Baal was not one of Bertolt Brecht's most appealing visions. The tale of a dissolute itinerant wretch whose natural talent for composing amoral ditties was mere accompaniment to his life of debauchery, it was the saga, according to David Bowie, of the original Super Punk — which is doubtless what attracted him to it, when he was offered the title role in a 1982 BBC TV play.

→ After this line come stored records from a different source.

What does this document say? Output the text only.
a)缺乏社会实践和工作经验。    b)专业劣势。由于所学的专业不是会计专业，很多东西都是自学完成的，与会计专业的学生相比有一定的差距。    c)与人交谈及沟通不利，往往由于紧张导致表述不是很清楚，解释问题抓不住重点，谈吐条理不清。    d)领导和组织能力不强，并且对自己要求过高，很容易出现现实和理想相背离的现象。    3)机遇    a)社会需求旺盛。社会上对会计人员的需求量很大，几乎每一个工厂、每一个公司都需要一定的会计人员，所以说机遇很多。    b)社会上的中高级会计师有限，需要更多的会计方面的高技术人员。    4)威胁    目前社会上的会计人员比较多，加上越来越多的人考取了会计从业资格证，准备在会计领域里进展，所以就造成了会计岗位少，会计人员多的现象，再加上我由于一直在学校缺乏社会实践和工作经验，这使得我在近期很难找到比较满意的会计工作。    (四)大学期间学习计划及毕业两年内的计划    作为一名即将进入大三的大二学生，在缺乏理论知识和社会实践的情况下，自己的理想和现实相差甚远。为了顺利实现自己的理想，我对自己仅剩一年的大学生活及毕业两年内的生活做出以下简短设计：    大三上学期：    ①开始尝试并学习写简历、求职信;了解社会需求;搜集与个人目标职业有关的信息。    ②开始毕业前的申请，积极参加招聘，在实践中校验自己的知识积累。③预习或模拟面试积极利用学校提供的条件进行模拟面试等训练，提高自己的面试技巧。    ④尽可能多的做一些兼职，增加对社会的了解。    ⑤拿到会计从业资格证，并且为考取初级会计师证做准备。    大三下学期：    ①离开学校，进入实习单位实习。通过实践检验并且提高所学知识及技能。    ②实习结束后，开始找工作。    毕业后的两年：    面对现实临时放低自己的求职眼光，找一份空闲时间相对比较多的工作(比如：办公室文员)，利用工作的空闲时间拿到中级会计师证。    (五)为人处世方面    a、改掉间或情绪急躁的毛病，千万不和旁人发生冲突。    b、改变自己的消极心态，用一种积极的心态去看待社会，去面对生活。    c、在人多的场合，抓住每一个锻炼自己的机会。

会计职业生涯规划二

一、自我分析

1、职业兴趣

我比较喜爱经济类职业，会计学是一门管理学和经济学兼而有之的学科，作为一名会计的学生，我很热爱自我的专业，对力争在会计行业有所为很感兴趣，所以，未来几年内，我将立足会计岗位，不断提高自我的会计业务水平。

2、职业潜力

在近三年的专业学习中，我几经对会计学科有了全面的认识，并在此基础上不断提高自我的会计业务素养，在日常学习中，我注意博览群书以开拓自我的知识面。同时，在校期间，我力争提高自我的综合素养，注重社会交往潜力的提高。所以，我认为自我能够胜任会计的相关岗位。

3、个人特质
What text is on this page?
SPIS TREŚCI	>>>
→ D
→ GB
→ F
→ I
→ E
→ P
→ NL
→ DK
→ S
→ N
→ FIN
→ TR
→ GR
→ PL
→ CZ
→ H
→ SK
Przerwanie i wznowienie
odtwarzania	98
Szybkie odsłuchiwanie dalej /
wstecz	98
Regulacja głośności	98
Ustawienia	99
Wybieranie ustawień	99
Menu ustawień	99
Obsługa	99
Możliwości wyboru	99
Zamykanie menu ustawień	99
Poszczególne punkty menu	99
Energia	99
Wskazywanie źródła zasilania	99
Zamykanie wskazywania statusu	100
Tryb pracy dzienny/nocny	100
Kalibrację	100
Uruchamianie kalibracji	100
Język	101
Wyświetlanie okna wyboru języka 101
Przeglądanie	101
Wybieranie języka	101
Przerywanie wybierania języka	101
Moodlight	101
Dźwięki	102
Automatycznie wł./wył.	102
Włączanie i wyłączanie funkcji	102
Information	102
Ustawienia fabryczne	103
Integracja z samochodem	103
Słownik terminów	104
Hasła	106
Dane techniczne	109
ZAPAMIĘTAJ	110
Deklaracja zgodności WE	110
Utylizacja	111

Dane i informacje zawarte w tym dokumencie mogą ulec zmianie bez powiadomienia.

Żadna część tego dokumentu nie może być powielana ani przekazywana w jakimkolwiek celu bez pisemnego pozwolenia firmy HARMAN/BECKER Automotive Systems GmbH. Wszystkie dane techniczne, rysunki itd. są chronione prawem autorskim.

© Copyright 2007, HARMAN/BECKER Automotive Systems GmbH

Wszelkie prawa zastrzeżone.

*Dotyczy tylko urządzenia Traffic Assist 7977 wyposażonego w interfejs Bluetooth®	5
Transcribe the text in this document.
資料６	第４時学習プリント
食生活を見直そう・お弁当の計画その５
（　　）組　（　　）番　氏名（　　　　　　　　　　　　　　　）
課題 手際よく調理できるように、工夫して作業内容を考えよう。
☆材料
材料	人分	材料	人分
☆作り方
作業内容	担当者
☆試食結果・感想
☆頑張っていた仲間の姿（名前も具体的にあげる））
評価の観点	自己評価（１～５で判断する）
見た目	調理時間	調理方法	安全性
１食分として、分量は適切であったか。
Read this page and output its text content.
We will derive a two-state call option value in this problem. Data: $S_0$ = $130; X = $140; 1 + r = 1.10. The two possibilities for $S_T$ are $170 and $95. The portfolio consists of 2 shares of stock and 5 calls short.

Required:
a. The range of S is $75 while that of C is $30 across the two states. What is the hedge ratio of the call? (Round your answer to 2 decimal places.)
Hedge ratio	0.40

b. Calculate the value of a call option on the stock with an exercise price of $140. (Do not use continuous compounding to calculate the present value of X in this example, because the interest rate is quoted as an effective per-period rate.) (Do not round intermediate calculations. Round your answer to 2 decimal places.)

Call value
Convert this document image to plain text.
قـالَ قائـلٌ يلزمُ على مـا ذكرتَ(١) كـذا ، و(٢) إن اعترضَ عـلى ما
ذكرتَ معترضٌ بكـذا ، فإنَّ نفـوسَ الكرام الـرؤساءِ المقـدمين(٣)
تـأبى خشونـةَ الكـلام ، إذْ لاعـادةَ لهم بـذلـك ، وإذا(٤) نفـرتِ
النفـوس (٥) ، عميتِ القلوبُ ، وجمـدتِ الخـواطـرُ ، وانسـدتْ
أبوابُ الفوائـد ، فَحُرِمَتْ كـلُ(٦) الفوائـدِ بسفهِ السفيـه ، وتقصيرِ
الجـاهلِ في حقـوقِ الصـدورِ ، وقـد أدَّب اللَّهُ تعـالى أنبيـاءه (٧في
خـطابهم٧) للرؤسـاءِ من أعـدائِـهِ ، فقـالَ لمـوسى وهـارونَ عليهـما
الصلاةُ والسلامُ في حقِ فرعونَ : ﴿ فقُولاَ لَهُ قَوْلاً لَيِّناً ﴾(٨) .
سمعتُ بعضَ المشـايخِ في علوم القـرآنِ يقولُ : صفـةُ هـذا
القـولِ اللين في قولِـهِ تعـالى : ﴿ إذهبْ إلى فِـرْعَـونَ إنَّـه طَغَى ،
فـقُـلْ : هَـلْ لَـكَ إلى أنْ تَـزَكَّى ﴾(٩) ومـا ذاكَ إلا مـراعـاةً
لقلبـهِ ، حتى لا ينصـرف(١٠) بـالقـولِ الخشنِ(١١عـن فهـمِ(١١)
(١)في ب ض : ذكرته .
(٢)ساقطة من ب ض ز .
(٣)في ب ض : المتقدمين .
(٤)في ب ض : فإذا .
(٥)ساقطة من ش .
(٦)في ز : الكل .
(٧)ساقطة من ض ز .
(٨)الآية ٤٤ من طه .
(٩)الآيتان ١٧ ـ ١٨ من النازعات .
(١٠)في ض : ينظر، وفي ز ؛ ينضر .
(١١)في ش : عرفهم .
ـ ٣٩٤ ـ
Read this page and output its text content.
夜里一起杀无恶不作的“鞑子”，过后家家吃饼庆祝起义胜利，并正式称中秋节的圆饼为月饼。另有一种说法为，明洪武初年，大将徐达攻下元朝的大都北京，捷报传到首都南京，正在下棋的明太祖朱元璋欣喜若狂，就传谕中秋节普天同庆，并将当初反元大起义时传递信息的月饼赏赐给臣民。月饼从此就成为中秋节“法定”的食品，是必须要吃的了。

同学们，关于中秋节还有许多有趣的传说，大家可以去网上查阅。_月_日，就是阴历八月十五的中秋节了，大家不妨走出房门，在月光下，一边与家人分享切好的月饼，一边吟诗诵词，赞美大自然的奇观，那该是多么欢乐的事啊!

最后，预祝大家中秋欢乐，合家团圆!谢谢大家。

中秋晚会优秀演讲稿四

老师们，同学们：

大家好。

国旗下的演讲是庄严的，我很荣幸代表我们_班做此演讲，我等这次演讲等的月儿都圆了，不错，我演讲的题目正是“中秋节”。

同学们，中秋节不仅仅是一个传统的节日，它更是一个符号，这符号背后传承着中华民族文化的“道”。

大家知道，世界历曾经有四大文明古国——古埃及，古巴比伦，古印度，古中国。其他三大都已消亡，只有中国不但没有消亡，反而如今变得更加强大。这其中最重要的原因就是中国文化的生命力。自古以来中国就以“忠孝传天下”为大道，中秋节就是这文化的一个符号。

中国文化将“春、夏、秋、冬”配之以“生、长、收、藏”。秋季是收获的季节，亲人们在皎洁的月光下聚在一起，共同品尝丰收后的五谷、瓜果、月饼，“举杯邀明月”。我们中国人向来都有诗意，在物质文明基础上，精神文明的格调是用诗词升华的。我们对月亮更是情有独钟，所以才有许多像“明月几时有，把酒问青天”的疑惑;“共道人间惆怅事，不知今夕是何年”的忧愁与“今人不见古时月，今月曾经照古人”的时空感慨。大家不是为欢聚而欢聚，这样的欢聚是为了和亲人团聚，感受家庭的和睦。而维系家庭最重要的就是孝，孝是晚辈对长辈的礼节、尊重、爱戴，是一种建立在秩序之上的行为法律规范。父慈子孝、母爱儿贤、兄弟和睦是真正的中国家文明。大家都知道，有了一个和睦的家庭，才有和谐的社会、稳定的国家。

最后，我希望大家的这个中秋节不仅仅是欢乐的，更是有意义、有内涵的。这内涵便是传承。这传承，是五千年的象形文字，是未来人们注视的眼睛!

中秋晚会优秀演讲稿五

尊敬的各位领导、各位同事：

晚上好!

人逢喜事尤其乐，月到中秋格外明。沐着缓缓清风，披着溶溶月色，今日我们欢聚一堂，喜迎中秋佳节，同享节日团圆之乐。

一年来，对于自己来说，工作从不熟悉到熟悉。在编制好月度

Bowie perform five songs during the course of the play, each of which coupled Brecht's original lyric (as translated by John Willett) to a contemporary Dominic Muldowney arrangement. Recording in the same Hansa studios in Berlin where Brecht's own future partner, Kurt Weill, once worked, Bowie and producer Tony Visconti also borrowed Weill's favorite recording set-up — a German theater band, one player per instrument, all arranged in a semi-circle. (Bowie would recreate this set-up for the video accompanying his next UK single, "Wild Is The Wind".") RCA originally intended releasing the Baal soundtrack as part of a new Bowie album — the star's continued reluctance to record anything more than dilettante side bars, however, left them with no option but to pare their plans down to a single EP, released in Britain on the Friday before the play's March 2, 1982, transmission. The result was an uncompromising collection, considerably truer to Brecht than many outsiders expected, with its closest relatives within Bowie's own catalog being his occasional assaults on the Jacques Brel songbook — early live favorites "Next" and "My Death," and the 1973 b-side "Amsterdam"." But even with that comparison, one is grasping; quite frankly, Baal served up a side of Bowie that he had often claimed existed, but which even his closest friends had seldom seen.